Cela permettrait pourtant d’éviter que certains élus ne dépensent lors de la première année de leur mandat, sans le savoir, la totalité du crédit de formation qui leur est imparti pour l’ensemble du mandat.
En outre, il serait tout à fait justifié que la collectivité informe chaque élu personnellement, en début d’année, du montant de son droit à la formation pour l’année civile.
Ces propositions pourraient donc, à mon sens, faire l’objet d’une prochaine étape.
Le dernier point que je souhaite évoquer est celui de l’importance du libre choix par l’élu de son institut de formation, étant entendu que celui-ci doit être agréé par le ministère de l’intérieur pour la formation des élus locaux.
On observe en effet que, dans un certain nombre de collectivités, l’exécutif ou l’administration impose un institut de formation aux élus, alors que le module de formation ne correspond pas toujours à leur besoin réel. C’est peut-être là l’une des raisons pour lesquelles certains élus renoncent à leur formation.
Il est donc souhaitable que le principe de libre choix par l’élu de son institut de formation soit inscrit dans la loi.
Ces questions sont essentielles si nous voulons ensemble, monsieur le ministre, faire évoluer la fonction de l’élu local.

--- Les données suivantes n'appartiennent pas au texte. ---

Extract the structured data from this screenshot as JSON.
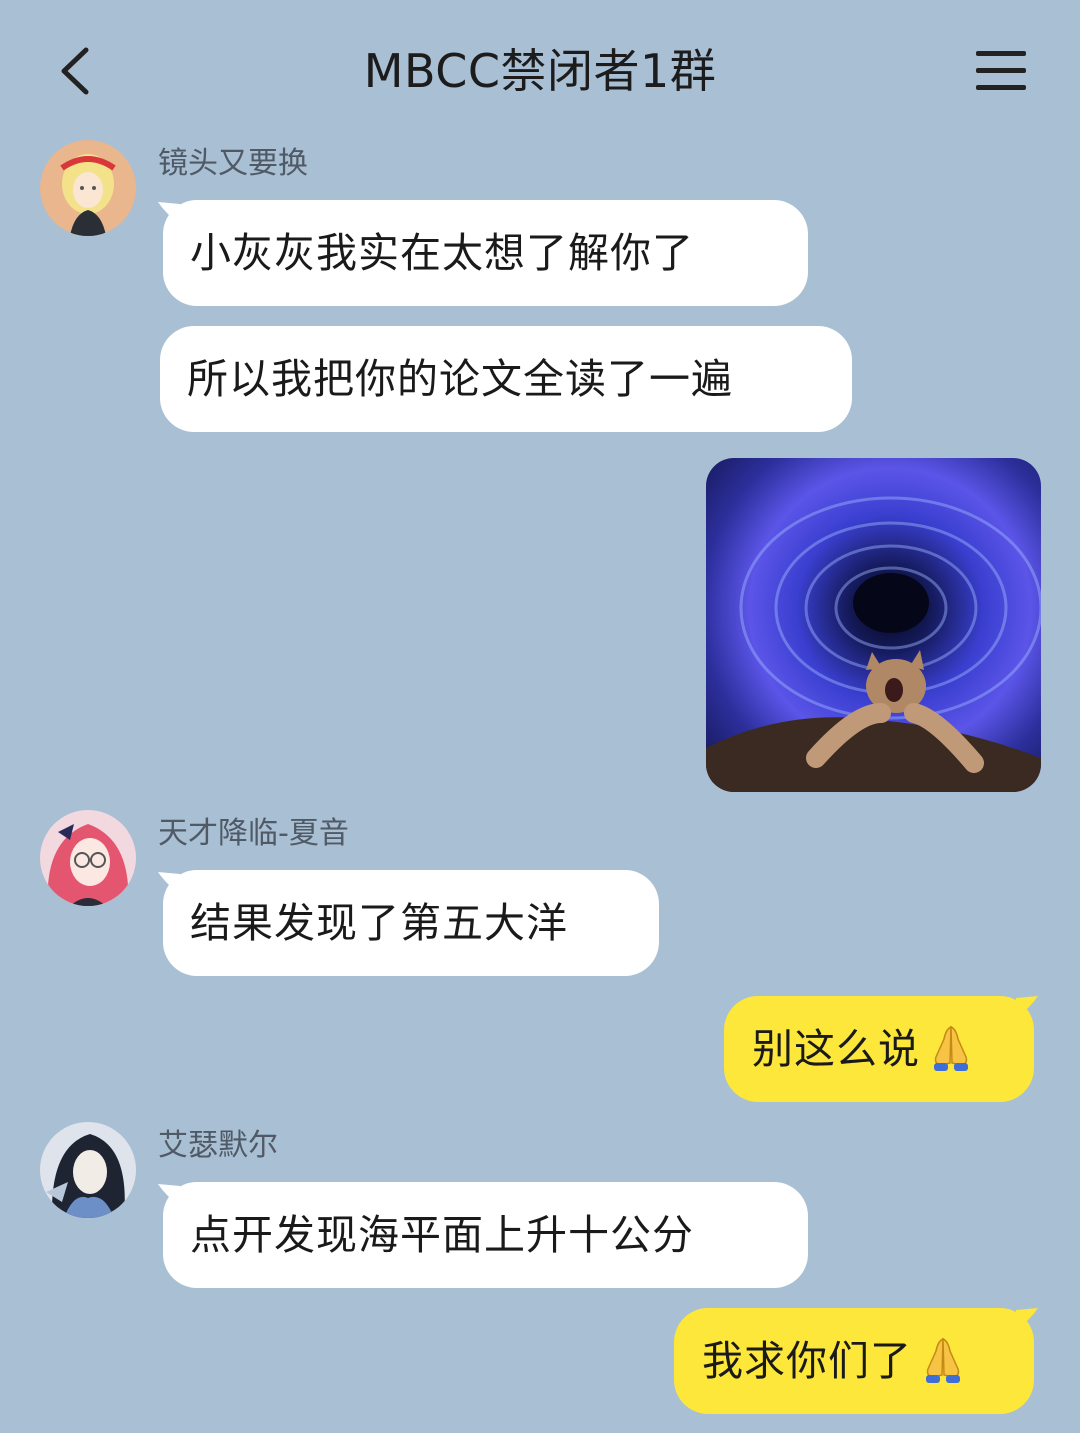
{
  "header": {
    "title": "MBCC禁闭者1群",
    "back_icon": "chevron-left-icon",
    "menu_icon": "hamburger-menu-icon"
  },
  "messages": [
    {
      "sender": "镜头又要换",
      "text": "小灰灰我实在太想了解你了"
    },
    {
      "text": "所以我把你的论文全读了一遍"
    },
    {
      "type": "image",
      "description_icon": "sticker-cat-wormhole"
    },
    {
      "sender": "天才降临-夏音",
      "text": "结果发现了第五大洋"
    },
    {
      "text": "别这么说",
      "emoji": "folded-hands-icon"
    },
    {
      "sender": "艾瑟默尔",
      "text": "点开发现海平面上升十公分"
    },
    {
      "text": "我求你们了",
      "emoji": "folded-hands-icon"
    }
  ],
  "colors": {
    "background": "#a9bfd3",
    "incoming_bubble": "#ffffff",
    "outgoing_bubble": "#fde73a"
  }
}
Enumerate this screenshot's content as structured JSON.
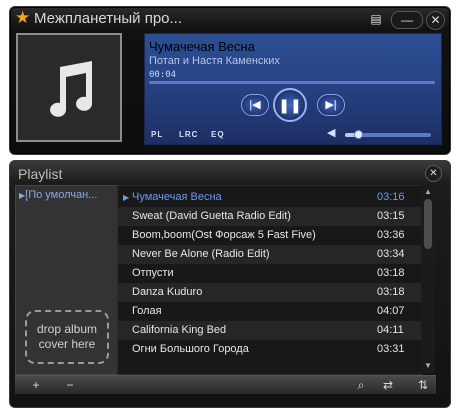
{
  "app": {
    "title": "Межпланетный про...",
    "colors": {
      "accent": "#f7a21b",
      "screen": "#284487",
      "active_track": "#6d98f0"
    }
  },
  "player": {
    "song_title": "Чумачечая Весна",
    "artist": "Потап и Настя Каменских",
    "time": "00:04",
    "progress": 0.0,
    "volume": 0.15,
    "modes": [
      "PL",
      "LRC",
      "EQ"
    ],
    "controls": {
      "prev": "|◀",
      "play_pause": "❚❚",
      "next": "▶|"
    }
  },
  "playlist": {
    "title": "Playlist",
    "list_name": "[По умолчан...",
    "drop_zone": "drop album cover here",
    "tracks": [
      {
        "title": "Чумачечая Весна",
        "duration": "03:16",
        "active": true
      },
      {
        "title": "Sweat (David Guetta Radio Edit)",
        "duration": "03:15"
      },
      {
        "title": "Boom,boom(Ost Форсаж 5 Fast Five)",
        "duration": "03:36"
      },
      {
        "title": "Never Be Alone (Radio Edit)",
        "duration": "03:34"
      },
      {
        "title": "Отпусти",
        "duration": "03:18"
      },
      {
        "title": "Danza Kuduro",
        "duration": "03:18"
      },
      {
        "title": "Голая",
        "duration": "04:07"
      },
      {
        "title": "California King Bed",
        "duration": "04:11"
      },
      {
        "title": "Огни Большого Города",
        "duration": "03:31"
      }
    ],
    "toolbar": {
      "add": "+",
      "remove": "−",
      "search": "⌕",
      "repeat": "⇄",
      "sort": "⇅"
    }
  }
}
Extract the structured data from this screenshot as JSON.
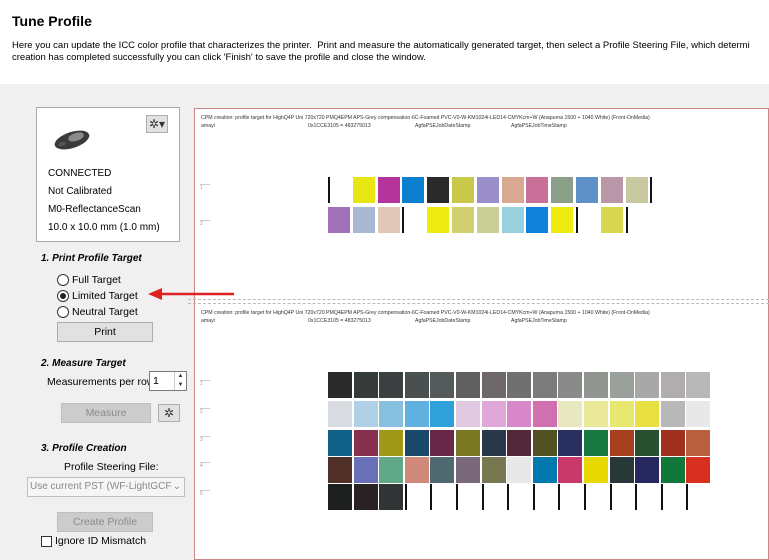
{
  "header": {
    "title": "Tune Profile",
    "description": "Here you can update the ICC color profile that characterizes the printer.  Print and measure the automatically generated target, then select a Profile Steering File, which determi\ncreation has completed successfully you can click 'Finish' to save the profile and close the window."
  },
  "device": {
    "status": "CONNECTED",
    "calibration": "Not Calibrated",
    "mode": "M0-ReflectanceScan",
    "aperture": "10.0 x 10.0 mm (1.0 mm)",
    "settings_icon": "gear-icon"
  },
  "print_section": {
    "heading": "1. Print Profile Target",
    "options": [
      "Full Target",
      "Limited Target",
      "Neutral Target"
    ],
    "selected": "Limited Target",
    "print_label": "Print"
  },
  "measure_section": {
    "heading": "2. Measure Target",
    "per_row_label": "Measurements per row",
    "per_row_value": "1",
    "measure_label": "Measure"
  },
  "profile_section": {
    "heading": "3. Profile Creation",
    "steering_label": "Profile Steering File:",
    "steering_value": "Use current PST (WF-LightGCF",
    "create_label": "Create Profile",
    "ignore_label": "Ignore ID Mismatch"
  },
  "preview": {
    "target1_caption": "CPM creation: profile target for HighQ4P Uni 720x720 PMQ4EPM APS-Grey compensation-6C-Foamed PVC-V0-W-KM1024i-LED14-CMYKcm+W (Anapurna 1500 + 1040 White) (Front-OnMedia)",
    "target1_line2a": "amayi",
    "target1_line2b": "0x1CCE3105 = 483275013",
    "target1_line2c": "AgfaPSEJobDateStamp",
    "target1_line2d": "AgfaPSEJobTimeStamp",
    "target2_caption": "CPM creation: profile target for HighQ4P Uni 720x720 PMQ4EPM APS-Grey compensation-6C-Foamed PVC-V0-W-KM1024i-LED14-CMYKcm+W (Anapurna 1500 + 1040 White) (Front-OnMedia)",
    "target2_line2a": "amayi",
    "target2_line2b": "0x1CCE3105 = 483275013",
    "target2_line2c": "AgfaPSEJobDateStamp",
    "target2_line2d": "AgfaPSEJobTimeStamp",
    "row_numbers": [
      "1",
      "2",
      "3",
      "4",
      "5"
    ]
  },
  "colors": {
    "annotation_arrow": "#e02020",
    "limited_row1": [
      "#ffffff",
      "#e8e612",
      "#b5349c",
      "#0a7fd0",
      "#2a2a2a",
      "#c8c84a",
      "#9a8fc8",
      "#d8a890",
      "#c87098",
      "#8aa088",
      "#6090c8",
      "#b898a8",
      "#c8c8a0"
    ],
    "limited_row2": [
      "#a070b8",
      "#a8b8d0",
      "#e0c8b8",
      "#ffffff",
      "#eeeb10",
      "#d0d070",
      "#c8d098",
      "#98d0e0",
      "#1080d8",
      "#eeeb10",
      "#ffffff",
      "#d8d850"
    ],
    "full_rows": [
      [
        "#2a2a2a",
        "#353a3a",
        "#3c4040",
        "#4a5050",
        "#555a5a",
        "#606060",
        "#6e6868",
        "#707070",
        "#7c7c7c",
        "#8a8a8a",
        "#909590",
        "#9aa09a",
        "#a8a8a8",
        "#b0acb0",
        "#b8b8b8"
      ],
      [
        "#d8dce0",
        "#b0d0e8",
        "#88c0e0",
        "#60b0e0",
        "#30a0d8",
        "#e0c8e0",
        "#e0a8d8",
        "#d888c8",
        "#d070b0",
        "#e8e8c0",
        "#e8e898",
        "#e8e870",
        "#e8e040",
        "#b8b8b8",
        "#e8e8e8"
      ],
      [
        "#106088",
        "#883050",
        "#a09818",
        "#1a4868",
        "#6a2848",
        "#7a7820",
        "#283848",
        "#502838",
        "#505020",
        "#283060",
        "#187840",
        "#a84020",
        "#285030",
        "#a03020",
        "#b86040"
      ],
      [
        "#503028",
        "#6870b8",
        "#60a888",
        "#d08878",
        "#506870",
        "#78687a",
        "#787850",
        "#e8e8e8",
        "#0078b0",
        "#c83868",
        "#e8d800",
        "#283838",
        "#282860",
        "#107838",
        "#d83020"
      ],
      [
        "#1e2020",
        "#2a2222",
        "#303434",
        "#ffffff",
        "#ffffff",
        "#ffffff",
        "#ffffff",
        "#ffffff",
        "#ffffff",
        "#ffffff",
        "#ffffff",
        "#ffffff",
        "#ffffff",
        "#ffffff",
        "#ffffff"
      ]
    ]
  }
}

La proposition de loi que Bernard Saugey et moi-même vous présentons aujourd’hui constitue, à nos yeux, une étape dans le cadre de l’adaptation nécessaire du mandat local. Il sera néanmoins indispensable d’aller encore plus avant lors de l’examen du projet de loi qui parachèvera la grande réforme territoriale : le projet de loi n° 61 dont nous appelons la discussion de nos vœux.
Je voudrais naturellement rendre hommage au travail de la commission des lois et de son éminent rapporteur, Patrice Gélard, dont nous connaissons les grandes compétences en matière de collectivités territoriales et dont les observations pertinentes ne peuvent que rendre plus efficaces les mesures présentées dans cette proposition de loi.
Ce texte pourrait représenter le début d’une réelle réforme de la fonction d’élu et de l’image de celui-ci, qui ne pourra qu’être restaurée par les obligations de formation qui lui seront imposées. Cette réforme pourrait déboucher sur une meilleure mise en place des politiques publiques locales, dont la gestion devient de plus en plus technique.
C’est bien dans ce sens que cette proposition de loi me paraît indispensable.
J’ai bien noté que certaines questions trouveront mieux leur place dans le cadre du projet de loi n° 61 relatif à l’élection des conseillers territoriaux et au renforcement de la démocratie locale. Cependant, monsieur le ministre, nous aimerions être sûrs que ce texte sera inscrit à l’ordre du jour des travaux du Sénat dans un délai raisonnable. Je remercie donc le Gouvernement de faire son possible en ce sens.
Les lois de décentralisation ont confié aux élus locaux de nouvelles compétences, leur conférant par là même des responsabilités éminentes dans la prise en charge des besoins de leurs administrés. Ils doivent aujourd’hui répondre à la multiplication des missions qui leur sont assignées et aux attentes de plus en plus grandes de la population, notamment en matière d’environnement ou de sécurité. Notre responsabilité – elle concerne en effet particulièrement le Sénat – est de les accompagner sur ce chemin.
Telles sont les raisons pour lesquelles, mes chers collègues, je vous remercie de réserver un accueil favorable à cette proposition de loi certes modeste mais qui s’inscrit dans le droit fil de la réforme territoriale. Elle apporte sa contribution à l’amélioration du statut de l’élu local en faveur d’une plus grande vitalité de la démocratie locale, et préfigure surtout des réformes d’envergure à venir. (Applaudissements sur les travées de l’UMP.)